De rekenkamercommissie onderzocht het informatieveiligheidsbeleid in theorie en uitvoering bij de gemeenten Medemblik en Opmeer en concludeerde dat het informatieveiligheidsbeleid in beide gemeenten niet op orde was. Het beleid is op een te hoog abstractieniveau geschreven en daardoor moeilijk te operationaliseren en net zo moeilijk te monitoren.
Bij Shared Service Centrum De Som dat Medemblik met andere gemeenten deelt voor de ICT was beveiliging niet op orde en ontbrak noodzakelijke certificering. Het onderzoeksbureau heeft kunnen inbreken in de systemen. Waar het Shared Service Center zorgen uit handen zou moeten nemen, noemen meerdere medewerkers SSC De Som juist als een risico. Ook bleek het voor mysterie guests mogelijk op plaatsen in de gebouwen te komen die niet publiek toegankelijk zouden moeten zijn.

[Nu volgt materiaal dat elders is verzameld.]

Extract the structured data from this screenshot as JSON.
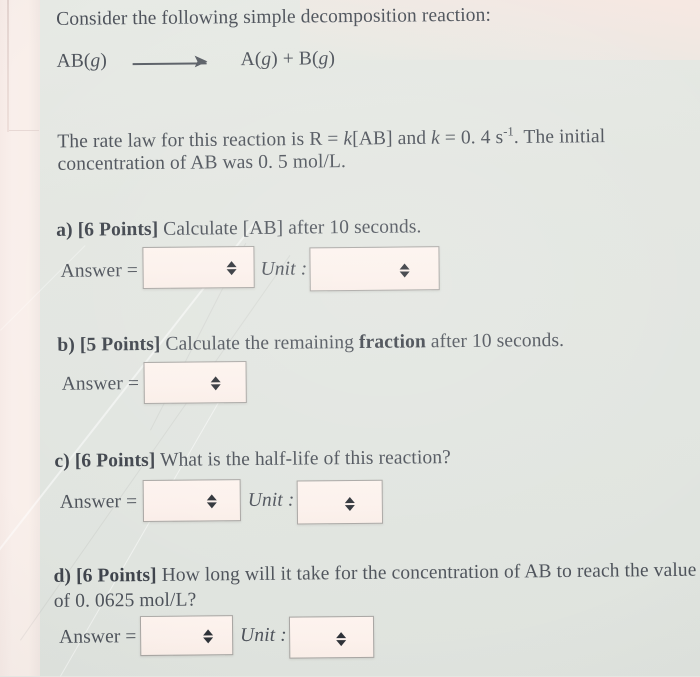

De samenwerking met andere gemeenten binnen SSC De Som – met verschillende prioritering tussen verschillende gemeenten – leidt tot trage besluitvorming, gebrek aan regie en kan daardoor leiden tot extra risico’s.
In de uitvoering zijn op alle drie de onderzochte onderdelen mens, organisatie en techniek onvolkomenheden gevonden. Dit levert risico’s op alle drie onderdelen.